Bayer/Onyx’ Nexavar gets US priority review for liver cancer

by | 21st Aug 2007 | News

The possibility of Bayer and partner Onyx Pharmaceuticals’ Nexavar being approved as a liver cancer treatment appears to be moving closer with the news that US regulators will give it a quicker-than-usual review.

The possibility of Bayer and partner Onyx Pharmaceuticals’ Nexavar being approved as a liver cancer treatment appears to be moving closer with the news that US regulators will give it a quicker-than-usual review.

The firm’s supplemental New Drug Application submitted in June for Nexavar (sorafenib) for the treatment of patients with hepatocellular carcinoma, the most common form of liver cancer, has been granted priority review status by the US Food and Drug Administration. The process is used to look at investigational agents that address unmet medical needs and means that the agency will take action on the drug before the end of the year ie within six months of the date it received the sNDA.

The sNDA is based on positive data from the Phase III SHARP trial which demonstrated that the drug extended overall survival by 44% in patients with HCC versus placebo and the study revealed no significant differences in serious adverse event rates between Nexavar and placebo-treated groups. The same data also provided the basis for a marketing application to the European Medicines Agency earlier this summer.
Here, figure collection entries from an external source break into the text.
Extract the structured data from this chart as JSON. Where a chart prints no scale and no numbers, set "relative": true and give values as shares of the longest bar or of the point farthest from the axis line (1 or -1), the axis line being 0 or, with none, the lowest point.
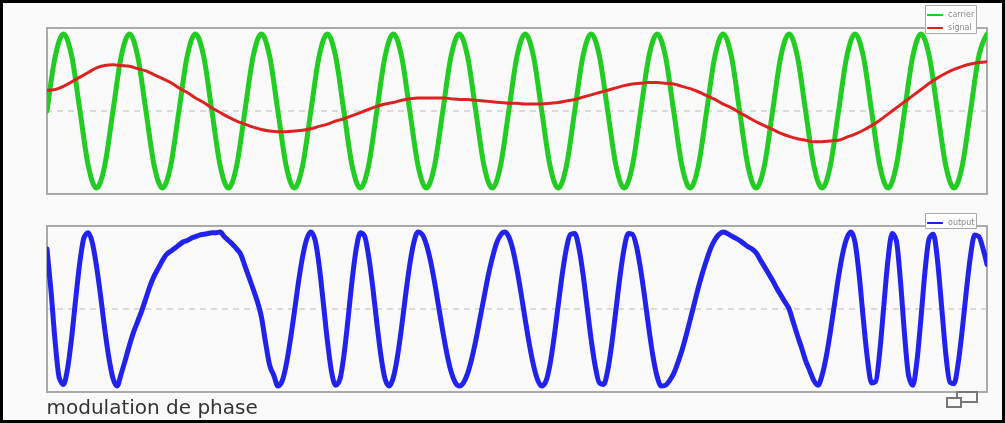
{
  "chart_data": [
    {
      "type": "line",
      "relative": true,
      "tick_labels": false,
      "legend": "top right",
      "ref_lines": [
        {
          "axis": "y",
          "value": 0,
          "line_style": "dashed",
          "color": "#bbbbbb"
        }
      ],
      "categories": [
        null,
        null,
        null,
        null,
        null,
        null,
        null,
        null,
        null,
        null,
        null,
        null,
        null,
        null,
        null,
        null,
        null,
        null,
        null,
        null,
        null,
        null,
        null,
        null,
        null,
        null,
        null,
        null,
        null,
        null,
        null,
        null,
        null,
        null,
        null,
        null,
        null,
        null,
        null,
        null,
        null,
        null,
        null,
        null,
        null,
        null,
        null,
        null,
        null,
        null,
        null,
        null,
        null,
        null,
        null,
        null,
        null,
        null,
        null,
        null,
        null,
        null,
        null,
        null,
        null,
        null,
        null,
        null,
        null,
        null,
        null,
        null,
        null,
        null,
        null,
        null,
        null,
        null,
        null,
        null,
        null,
        null,
        null,
        null,
        null,
        null,
        null,
        null,
        null,
        null,
        null,
        null,
        null,
        null,
        null,
        null,
        null,
        null,
        null,
        null,
        null,
        null,
        null,
        null,
        null,
        null,
        null,
        null,
        null,
        null,
        null,
        null,
        null,
        null,
        null
      ],
      "series": [
        {
          "name": "carrier",
          "color": "#22cc22",
          "values": [
            0,
            0.71,
            1,
            0.71,
            0,
            -0.71,
            -1,
            -0.71,
            0,
            0.71,
            1,
            0.71,
            0,
            -0.71,
            -1,
            -0.71,
            0,
            0.71,
            1,
            0.71,
            0,
            -0.71,
            -1,
            -0.71,
            0,
            0.71,
            1,
            0.71,
            0,
            -0.71,
            -1,
            -0.71,
            0,
            0.71,
            1,
            0.71,
            0,
            -0.71,
            -1,
            -0.71,
            0,
            0.71,
            1,
            0.71,
            0,
            -0.71,
            -1,
            -0.71,
            0,
            0.71,
            1,
            0.71,
            0,
            -0.71,
            -1,
            -0.71,
            0,
            0.71,
            1,
            0.71,
            0,
            -0.71,
            -1,
            -0.71,
            0,
            0.71,
            1,
            0.71,
            0,
            -0.71,
            -1,
            -0.71,
            0,
            0.71,
            1,
            0.71,
            0,
            -0.71,
            -1,
            -0.71,
            0,
            0.71,
            1,
            0.71,
            0,
            -0.71,
            -1,
            -0.71,
            0,
            0.71,
            1,
            0.71,
            0,
            -0.71,
            -1,
            -0.71,
            0,
            0.71,
            1,
            0.71,
            0,
            -0.71,
            -1,
            -0.71,
            0,
            0.71,
            1,
            0.71,
            0,
            -0.71,
            -1,
            -0.71,
            0,
            0.71,
            1
          ]
        },
        {
          "name": "signal",
          "color": "#dd2222",
          "values": [
            0.27,
            0.28,
            0.32,
            0.38,
            0.44,
            0.5,
            0.56,
            0.59,
            0.6,
            0.59,
            0.58,
            0.55,
            0.52,
            0.47,
            0.42,
            0.37,
            0.3,
            0.24,
            0.17,
            0.11,
            0.04,
            -0.02,
            -0.08,
            -0.13,
            -0.17,
            -0.21,
            -0.24,
            -0.26,
            -0.27,
            -0.27,
            -0.26,
            -0.25,
            -0.23,
            -0.2,
            -0.17,
            -0.13,
            -0.1,
            -0.06,
            -0.02,
            0.02,
            0.06,
            0.09,
            0.11,
            0.14,
            0.16,
            0.17,
            0.17,
            0.17,
            0.17,
            0.16,
            0.15,
            0.15,
            0.14,
            0.13,
            0.12,
            0.11,
            0.1,
            0.1,
            0.09,
            0.09,
            0.09,
            0.1,
            0.11,
            0.13,
            0.15,
            0.18,
            0.21,
            0.24,
            0.27,
            0.3,
            0.33,
            0.35,
            0.36,
            0.37,
            0.37,
            0.36,
            0.35,
            0.32,
            0.29,
            0.25,
            0.2,
            0.15,
            0.09,
            0.04,
            -0.02,
            -0.08,
            -0.14,
            -0.19,
            -0.24,
            -0.29,
            -0.33,
            -0.36,
            -0.38,
            -0.4,
            -0.4,
            -0.39,
            -0.38,
            -0.34,
            -0.3,
            -0.25,
            -0.19,
            -0.12,
            -0.04,
            0.04,
            0.12,
            0.2,
            0.28,
            0.36,
            0.43,
            0.49,
            0.54,
            0.58,
            0.61,
            0.63,
            0.64
          ]
        }
      ]
    },
    {
      "type": "line",
      "relative": true,
      "tick_labels": false,
      "legend": "top right",
      "ref_lines": [
        {
          "axis": "y",
          "value": 0,
          "line_style": "dashed",
          "color": "#bbbbbb"
        }
      ],
      "annotations": [
        "modulation de phase"
      ],
      "categories": [
        null,
        null,
        null,
        null,
        null,
        null,
        null,
        null,
        null,
        null,
        null,
        null,
        null,
        null,
        null,
        null,
        null,
        null,
        null,
        null,
        null,
        null,
        null,
        null,
        null,
        null,
        null,
        null,
        null,
        null,
        null,
        null,
        null,
        null,
        null,
        null,
        null,
        null,
        null,
        null,
        null,
        null,
        null,
        null,
        null,
        null,
        null,
        null,
        null,
        null,
        null,
        null,
        null,
        null,
        null,
        null,
        null,
        null,
        null,
        null,
        null,
        null,
        null,
        null,
        null,
        null,
        null,
        null,
        null,
        null,
        null,
        null,
        null,
        null,
        null,
        null,
        null,
        null,
        null,
        null,
        null,
        null,
        null,
        null,
        null,
        null,
        null,
        null,
        null,
        null,
        null,
        null,
        null,
        null,
        null,
        null,
        null,
        null,
        null,
        null,
        null,
        null,
        null,
        null,
        null,
        null,
        null,
        null,
        null,
        null,
        null,
        null,
        null,
        null,
        null,
        null,
        null,
        null,
        null,
        null,
        null,
        null,
        null,
        null,
        null,
        null,
        null,
        null,
        null,
        null,
        null,
        null,
        null,
        null,
        null,
        null,
        null,
        null,
        null,
        null,
        null,
        null,
        null,
        null,
        null,
        null,
        null,
        null,
        null,
        null,
        null,
        null,
        null,
        null,
        null,
        null,
        null,
        null,
        null,
        null,
        null,
        null,
        null,
        null,
        null,
        null,
        null,
        null,
        null,
        null,
        null,
        null,
        null,
        null,
        null,
        null,
        null,
        null,
        null,
        null,
        null,
        null,
        null,
        null,
        null,
        null,
        null,
        null,
        null,
        null,
        null,
        null,
        null,
        null,
        null,
        null,
        null,
        null,
        null,
        null,
        null,
        null,
        null,
        null,
        null,
        null,
        null,
        null,
        null,
        null,
        null,
        null,
        null,
        null,
        null,
        null,
        null,
        null,
        null,
        null,
        null,
        null,
        null,
        null,
        null,
        null,
        null,
        null,
        null
      ],
      "series": [
        {
          "name": "output",
          "color": "#2222ee",
          "values": [
            0.78,
            0.22,
            -0.44,
            -0.9,
            -0.98,
            -0.77,
            -0.36,
            0.15,
            0.62,
            0.93,
            0.99,
            0.86,
            0.56,
            0.17,
            -0.26,
            -0.63,
            -0.9,
            -1,
            -0.84,
            -0.66,
            -0.47,
            -0.3,
            -0.16,
            -0.02,
            0.14,
            0.3,
            0.43,
            0.53,
            0.63,
            0.71,
            0.75,
            0.79,
            0.83,
            0.87,
            0.89,
            0.92,
            0.94,
            0.96,
            0.97,
            0.98,
            0.99,
            0.99,
            1,
            0.94,
            0.89,
            0.84,
            0.78,
            0.71,
            0.56,
            0.41,
            0.26,
            0.1,
            -0.1,
            -0.43,
            -0.73,
            -0.86,
            -1,
            -0.94,
            -0.73,
            -0.41,
            -0.04,
            0.35,
            0.68,
            0.91,
            1,
            0.9,
            0.57,
            0.09,
            -0.41,
            -0.81,
            -0.99,
            -0.92,
            -0.61,
            -0.14,
            0.37,
            0.78,
            0.99,
            0.95,
            0.69,
            0.29,
            -0.18,
            -0.61,
            -0.91,
            -1,
            -0.89,
            -0.62,
            -0.24,
            0.19,
            0.58,
            0.87,
            1,
            0.97,
            0.84,
            0.63,
            0.35,
            0.03,
            -0.29,
            -0.58,
            -0.81,
            -0.95,
            -1,
            -0.96,
            -0.84,
            -0.65,
            -0.41,
            -0.13,
            0.15,
            0.43,
            0.66,
            0.85,
            0.96,
            1,
            0.94,
            0.77,
            0.51,
            0.2,
            -0.14,
            -0.46,
            -0.73,
            -0.92,
            -1,
            -0.94,
            -0.72,
            -0.37,
            0.05,
            0.46,
            0.79,
            0.97,
            0.98,
            0.8,
            0.46,
            0.03,
            -0.4,
            -0.75,
            -0.96,
            -0.98,
            -0.8,
            -0.45,
            -0.01,
            0.43,
            0.79,
            0.98,
            0.97,
            0.81,
            0.51,
            0.14,
            -0.26,
            -0.62,
            -0.88,
            -1,
            -0.99,
            -0.93,
            -0.84,
            -0.7,
            -0.54,
            -0.35,
            -0.14,
            0.07,
            0.28,
            0.47,
            0.64,
            0.79,
            0.9,
            0.97,
            1,
            0.98,
            0.95,
            0.92,
            0.89,
            0.85,
            0.81,
            0.78,
            0.73,
            0.64,
            0.55,
            0.46,
            0.37,
            0.27,
            0.18,
            0.09,
            0,
            -0.17,
            -0.34,
            -0.5,
            -0.67,
            -0.8,
            -0.93,
            -0.99,
            -0.86,
            -0.62,
            -0.3,
            0.06,
            0.42,
            0.72,
            0.92,
            1,
            0.86,
            0.44,
            -0.13,
            -0.65,
            -0.96,
            -0.94,
            -0.55,
            0.06,
            0.65,
            0.98,
            0.89,
            0.37,
            -0.33,
            -0.87,
            -0.99,
            -0.68,
            -0.11,
            0.51,
            0.92,
            0.97,
            0.63,
            0.03,
            -0.58,
            -0.95,
            -0.97,
            -0.71,
            -0.27,
            0.24,
            0.69,
            0.96,
            0.94,
            0.79,
            0.58
          ]
        }
      ]
    }
  ]
}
Susan Kelley, vice president of oncology at Bayer, said that the priority review “underscores the potential of Nexavar to be a significant advance in the treatment of liver cancer,” and if approved, it would be the first FDA-approved therapy “for patients battling this devastating disease”. Onyx chief medical officer Hank Fuchs added that “the incidence of liver cancer continues to rise in the USA and around the world, highlighting the significant need for new therapies,” and Nexavar’s “unique combination of multi-targeted activity, tolerability and oral dosing may meet additional unmet needs in cancer”.

Nexavar is currently approved in more than 50 countries for the treatment of advanced kidney cancer and Bayer recorded revenues of 81.3 million euros from the drug in the second quarter.